Protecting a brand may sound obvious — IBM has lawyers who do nothing but that — but for companies whose primary product or service has gone unchanged for nearly 100 years, brand value is often taken for granted. Managing director Lee Torrence, client services director Greg Muzi and Abby Kohnstamm, senior vice president of marketing, met three times with UPS’s CEO to help convey the importance of protecting his brand from copyright infringement, legal assaults and logo piracy. While IBM’s digital media implementations for companies such as Coca-Cola and National Geographic underscored IBM’s industry expertise, those conversations about brand — and examples of IBM’s own brand transformation — overwhelmingly won CEO Michael Eskew’s trust.
Turning on a dime
After amassing thousands of marketing and advertising assets, UPS marketing executives needed a secure repository to save and manage them. And the company needed it within ten weeks of the official in-house rebranding announcement. UPS solicited bids from IBM and Accenture for a hosted IT operating environment and digital media solution that would let employees access templates, press announcements and advertisements and, in keeping with software licensing agreements, would charge them every time they accessed an image.

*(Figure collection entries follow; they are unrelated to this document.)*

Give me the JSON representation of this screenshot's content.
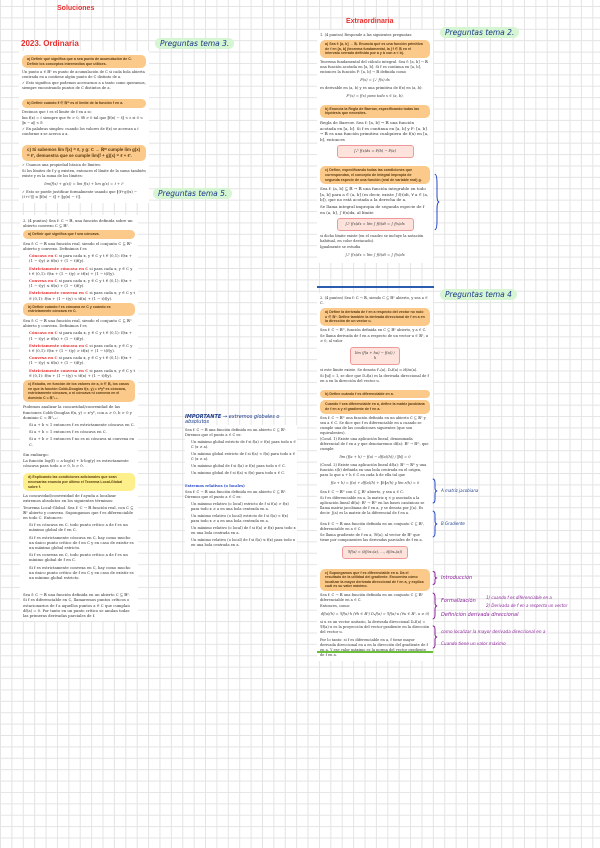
{
  "titles": {
    "soluciones": "Soluciones",
    "ordinaria": "2023. Ordinaria",
    "extraordinaria": "Extraordinaria"
  },
  "tags": [
    "Preguntas tema 3.",
    "Preguntas tema 2.",
    "Preguntas tema 5.",
    "Preguntas tema 4"
  ],
  "colors": {
    "title": "#e8302f",
    "question": "#fbc98a",
    "highlight": "#fcf282",
    "tag": "#d6f5d2",
    "annotation": "#8a1f9a",
    "divider_blue": "#2a5cb0",
    "divider_green": "#6cbf3a"
  },
  "ord": {
    "qa": "a) Definir qué significa que a sea punto de acumulación de C. Definir los conceptos intermedios que utilices.",
    "qa_body": [
      "Un punto a ∈ ℝⁿ es punto de acumulación de C si cada bola abierta centrada en a contiene algún punto de C distinto de a.",
      "✓ Esto significa que podemos acercarnos a a tanto como queramos, siempre encontrando puntos de C distintos de a."
    ],
    "qb": "b) Definir cuándo ℓ ∈ ℝᵐ es el límite de la función f en a.",
    "qb_body": [
      "Decimos que ℓ es el límite de f en a si:",
      "lim f(x) = ℓ   siempre que  ∀ε > 0, ∃δ > 0 tal que ‖f(x) − ℓ‖ < ε si 0 < ‖x − a‖ < δ",
      "✓ En palabras simples: cuando los valores de f(x) se acercan a ℓ conforme x se acerca a a."
    ],
    "qc": "c) Si sabemos lím f(x) = ℓ, y g: C → ℝᵐ cumple lím g(x) = ℓ', demuestra que se cumple lím(f + g)(x) = ℓ + ℓ'.",
    "qc_body": [
      "✓ Usamos una propiedad básica de límites:",
      "Si los límites de f y g existen, entonces el límite de la suma también existe y es la suma de los límites:",
      "lim(f(x) + g(x)) = lim f(x) + lim g(x) = ℓ + ℓ'",
      "✓ Esto se puede justificar formalmente usando que ‖(f+g)(x) − (ℓ+ℓ')‖ ≤ ‖f(x) − ℓ‖ + ‖g(x) − ℓ'‖."
    ]
  },
  "t5": {
    "intro": "2. (4 puntos) Sea f: C → ℝ, una función definida sobre un abierto convexo C ⊆ ℝⁿ.",
    "qa": "a) Definir qué significa que f sea cóncava.",
    "qa_body": "Sea f: C → ℝ una función real, siendo el conjunto C ⊆ ℝⁿ abierto y convexo. Definimos f es",
    "items": [
      {
        "k": "Cóncava en C",
        "v": "si para cada x, y ∈ C y t ∈ (0,1): f(tx + (1 − t)y) ≥ tf(x) + (1 − t)f(y)."
      },
      {
        "k": "Estrictamente cóncava en C",
        "v": "si para cada x, y ∈ C y t ∈ (0,1): f(tx + (1 − t)y) > tf(x) + (1 − t)f(y)."
      },
      {
        "k": "Convexa en C",
        "v": "si para cada x, y ∈ C y t ∈ (0,1): f(tx + (1 − t)y) ≤ tf(x) + (1 − t)f(y)."
      },
      {
        "k": "Estrictamente convexa en C",
        "v": "si para cada x, y ∈ C y t ∈ (0,1): f(tx + (1 − t)y) < tf(x) + (1 − t)f(y)."
      }
    ],
    "qb": "b) Definir cuándo f es cóncava en C y cuándo es estrictamente cóncava en C.",
    "qb_body": "Sea f: C → ℝ una función real, siendo el conjunto C ⊆ ℝⁿ abierto y convexo. Definimos f es",
    "qc": "c) Estudia, en función de los valores de a, b ∈ ℝ, los casos en que la función Cobb-Douglas f(x, y) = xᵃyᵇ es cóncava, estrictamente cóncava, o ni cóncava ni convexa en el dominio C = ℝ²₊₊.",
    "qc_body": "Podemos analizar la concavidad/convexidad de las funciones Cobb-Douglas f(x, y) = xᵃyᵇ, con a > 0, b > 0 y dominio C = ℝ²₊₊:",
    "cases": [
      "Si a + b < 1 entonces f es estrictamente cóncava en C.",
      "Si a + b = 1 entonces f es cóncava en C.",
      "Si a + b > 1 entonces f no es ni cóncava ni convexa en C."
    ],
    "sin_embargo": "Sin embargo:",
    "log": "La función log(f) = a·log(x) + b·log(y) es estrictamente cóncava para todo a > 0, b > 0.",
    "qd": "d) Explicando las condiciones adicionales que sean necesarias enuncia por último el Teorema Local-Global sobre f.",
    "qd_body": "La concavidad/convexidad de f ayuda a localizar extremos absolutos en los siguientes términos:",
    "teorema": "Teorema Local-Global. Sea f: C → ℝ función real, con C ⊆ ℝⁿ abierto y convexo. Supongamos que f es diferenciable en todo C. Entonces:",
    "tl": [
      "Si f es cóncava en C, todo punto crítico a de f es un máximo global de f en C.",
      "Si f es estrictamente cóncava en C, hay como mucho un único punto crítico de f en C y en caso de existir es un máximo global estricto.",
      "Si f es convexa en C, todo punto crítico a de f es un mínimo global de f en C.",
      "Si f es estrictamente convexa en C, hay como mucho un único punto crítico de f en C y en caso de existir es un mínimo global estricto."
    ],
    "final": "Sea f: C → ℝ una función definida en un abierto C ⊆ ℝⁿ. Si f es diferenciable en C, llamaremos puntos críticos o estacionarios de f a aquellos puntos a ∈ C que cumplan df(a) = 0. Por tanto en un punto crítico se anulan todas las primeras derivadas parciales de f."
  },
  "imp": {
    "head": "IMPORTANTE",
    "head2": "→ extremos globales o absolutos",
    "body": "Sea f: C → ℝ una función definida en un abierto C ⊆ ℝⁿ. Diremos que el punto a ∈ C es:",
    "items": [
      "Un máximo global estricto de f si f(a) > f(x) para todo x ∈ C (x ≠ a).",
      "Un mínimo global estricto de f si f(a) < f(x) para todo x ∈ C (x ≠ a).",
      "Un máximo global de f si f(a) ≥ f(x) para todo x ∈ C.",
      "Un mínimo global de f si f(a) ≤ f(x) para todo x ∈ C."
    ],
    "rel_head": "Extremos relativos (o locales)",
    "rel_body": "Sea f: C → ℝ una función definida en un abierto C ⊆ ℝⁿ. Diremos que el punto a ∈ C es:",
    "rel": [
      "Un máximo relativo (o local) estricto de f si f(a) > f(x) para todo x ≠ a en una bola centrada en a.",
      "Un mínimo relativo (o local) estricto de f si f(a) < f(x) para todo x ≠ a en una bola centrada en a.",
      "Un máximo relativo (o local) de f si f(a) ≥ f(x) para todo x en una bola centrada en a.",
      "Un mínimo relativo (o local) de f si f(a) ≤ f(x) para todo x en una bola centrada en a."
    ]
  },
  "ext": {
    "intro": "1. (4 puntos) Responde a las siguientes preguntas:",
    "qa": "a) Sea f: [a, b] → ℝ. Enuncia qué es una función primitiva de f en [a, b] (teorema fundamental, la ∫ f ∈ ℝ en el intervalo cerrado definido por a y b con a < b).",
    "tf": "Teorema fundamental del cálculo integral. Sea f: [a, b] → ℝ una función acotada en [a, b]. Si f es continua en [a, b], entonces la función F: [a, b] → ℝ definida como",
    "tf_f": "F(x) = ∫ₐˣ f(s) ds",
    "tf2": "es derivable en (a, b) y es una primitiva de f(x) en (a, b):",
    "tf_f2": "F'(x) = f(x)   para todo x ∈ (a, b).",
    "qb": "b) Enuncia la Regla de Barrow, especificando todas las hipótesis que necesites.",
    "barrow": "Regla de Barrow. Sea f: [a, b] → ℝ una función acotada en [a, b]. Si f es continua en [a, b] y F: [a, b] → ℝ es una función primitiva cualquiera de f(x) en [a, b], entonces",
    "barrow_f": "∫ₐᵇ f(x)dx = F(b) − F(a)",
    "qc": "c) Define, especificando todas las condiciones que correspondan, el concepto de integral impropia de segunda especie de una función (real de variable real) g.",
    "c1": "Sea f: (a, b] ⊆ ℝ → ℝ una función integrable en todo [a, b] para a ∈ (a, b] (es decir, existe ∫ f(t)dt, ∀ a ∈ (a, b]), que no está acotada a la derecha de a.",
    "c2": "Se llama integral impropia de segunda especie de f en (a, b], ∫ f(x)dx, al límite",
    "c_f": "∫ₐᵇ f(x)dx = lím ∫ f(t)dt = ∫ f(x)dx",
    "c3": "si dicho límite existe (en el cuadro se incluye la notación habitual, en color destacado).",
    "c4": "Igualmente se estudia",
    "c_f2": "∫ₐᵇ f(x)dx = lím ∫ f(t)dt = ∫ f(x)dx"
  },
  "t4": {
    "intro": "2. (4 puntos) Sea f: C → ℝ, siendo C ⊆ ℝⁿ abierto, y sea a ∈ C.",
    "qa": "a) Define la derivada de f en a respecto del vector no nulo u ∈ ℝⁿ. Define también la derivada direccional de f en a en la dirección de un vector u.",
    "a1": "Sea f: C → ℝᵐ, función definida en C ⊆ ℝⁿ abierto, y a ∈ C.",
    "a2": "Se llama derivada de f en a respecto de un vector u ∈ ℝⁿ, u ≠ 0, al valor",
    "a_f": "lím (f(a + hu) − f(a)) / h",
    "a3": "si este límite existe. Se denota f'ᵤ(a), Dᵤf(a) o ∂f/∂u(a).",
    "a4": "Si ‖u‖ = 1, se dice que Dᵤf(a) es la derivada direccional de f en a en la dirección del vector u.",
    "qb": "b) Define cuándo f es diferenciable en a.",
    "qb2": "Cuando f sea diferenciable en a, define la matriz jacobiana de f en a y el gradiente de f en a.",
    "b1": "Sea f: C → ℝᵐ una función definida en un abierto C ⊆ ℝⁿ y sea a ∈ C. Se dice que f es diferenciable en a cuando se cumple una de las condiciones siguientes (que son equivalentes).",
    "b2": "(Cond. 1) Existe una aplicación lineal, denominada diferencial de f en a y que denotaremos df(a): ℝⁿ → ℝᵐ, que cumple:",
    "b_f": "lím (f(a + h) − f(a) − df(a)(h)) / ‖h‖ = 0",
    "b3": "(Cond. 2) Existe una aplicación lineal df(a): ℝⁿ → ℝᵐ y una función ε(h) definida en una bola centrada en el origen, para lo que a + h ∈ C en cada h de ella tal que",
    "b_f2": "f(a + h) = f(a) + df(a)(h) + ‖h‖ε(h)   y   lím ε(h) = 0",
    "j1": "Sea f: C → ℝᵐ con C ⊆ ℝⁿ abierto, y sea a ∈ C.",
    "j2": "Si f es diferenciable en a, la matriz q × p asociada a la aplicación lineal df(a): ℝⁿ → ℝᵐ en las bases canónicas se llama matriz jacobiana de f en a, y se denota por J(a). Es decir: J(a) es la matriz de la diferencial de f en a.",
    "g1": "Sea f: C → ℝ una función definida en un conjunto C ⊆ ℝⁿ, diferenciable en a ∈ C.",
    "g2": "Se llama gradiente de f en a, ∇f(a), al vector de ℝⁿ que tiene por componentes las derivadas parciales de f en a.",
    "g_f": "∇f(a) = (∂f/∂x₁(a), …, ∂f/∂xₙ(a))",
    "qc": "c) Supongamos que f es diferenciable en a. Da el resultado de la utilidad del gradiente. Encuentra cómo localizar la mayor derivada direccional de f en a, y explica cuál es su valor máximo.",
    "c1": "Sea f: C → ℝ una función definida en un conjunto C ⊆ ℝⁿ diferenciable en a ∈ C.",
    "c2": "Entonces, como:",
    "c_f": "df(a)(h) = ∇f(a)·h  (∀h ∈ ℝⁿ)     Dᵤf(a) = ∇f(a)·u  (∀u ∈ ℝⁿ, u ≠ 0)",
    "c3": "si u es un vector unitario, la derivada direccional Dᵤf(a) = ∇f(a)·u es la proyección del vector gradiente en la dirección del vector u.",
    "c4": "Por lo tanto: si f es diferenciable en a, f tiene mayor derivada direccional en a en la dirección del gradiente de f en a. Y ese valor máximo es la norma del vector gradiente de f en a."
  },
  "notes": {
    "jacobiana": "A matriz jacobiana",
    "gradiente": "B Gradiente",
    "intro": "Introducción",
    "formal": "Formalización",
    "defdir": "Definición derivada direccional",
    "f1": "1) cuando f es diferenciable en a",
    "f2": "2) Derivada de f en a respecto un vector",
    "mayor": "como localizar la mayor derivada direccional en a",
    "maximo": "Cuando tiene un valor máximo"
  }
}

As far as IBM was concerned, the absence of an IT infrastructure posed an advantage over Accenture, whose request-for-proposal indicated that it could not deliver a solution without three or four other vendors.
Working the matrix
By using Bluepages, client services director Greg Muzi located a digital media sales manager who was able to hammer out a unique, but replicable, offering for UPS’s purposes, based on earlier implementations for the National Football League and Children’s Television Workshop. Along with Business Partner Ancept, an application development company that delivers digital asset management solutions for large enterprises, IBM convinced UPS to go to contract right away — without having to discuss pricing or infrastructure issues.
Because UPS had no preexisting operating environment, IBM could do a soup-to-nuts implementation without having to worry about issues of interoperability. The client team installed everything — database, hardware, software, Website — as a Web-hosted solution in Secaucus, New Jersey. Whenever the project requires additional server capacity, the team has the independent authority to increase it as needed. “I can’t tell you just how extraordinary this was for UPS,” says Muzi. “They aren’t the kind of company to let anyone take control of their services or administration.”
Even a straightforward engagement like this one met with some obstacles. Among them:
Having to wait for the completion of all the branding assets. The ad agency was still creating branding materials even after IBM had implemented the operating environment. The team worked ’round the clock for three days to load all the content into the database.
Coordination. Ancept built its applications in Minneapolis. UPS’s project office — and center for managing its marketing assets — is in Atlanta. IBM’s hosting environment is in Secaucus. It took some effort to “keep everyone on the same page.”
The digital database went live without a hitch on March 23, 2003. When all was said and done, UPS made an initial investment of less than $500,000 with IBM to protect a multimillion-dollar branding investment as UPS transforms itself from a “brown” package delivery system into a broader palette of financial, information and customer relationship management services (see sidebar).
SIDEBAR
Products sold in UPS engagement
Hardware: pSeries: pSeries 660 6H1, pSeries running AIX 5 xSeries: xSeries 345.
Software: WebSphere: WebSphere Application Server – Advanced Edition.
Services: IBM Global Services – e-business Hosting Services: e-bHS Managed Hosting.
Solutions: Digital Media for Cross Industry Digital Content Management Digital Media for cross-industry Marketing asset management.
Business Partner: Ancept Inc. (now part of Stellant) provided Ancept Media Service software, development services and overall system support.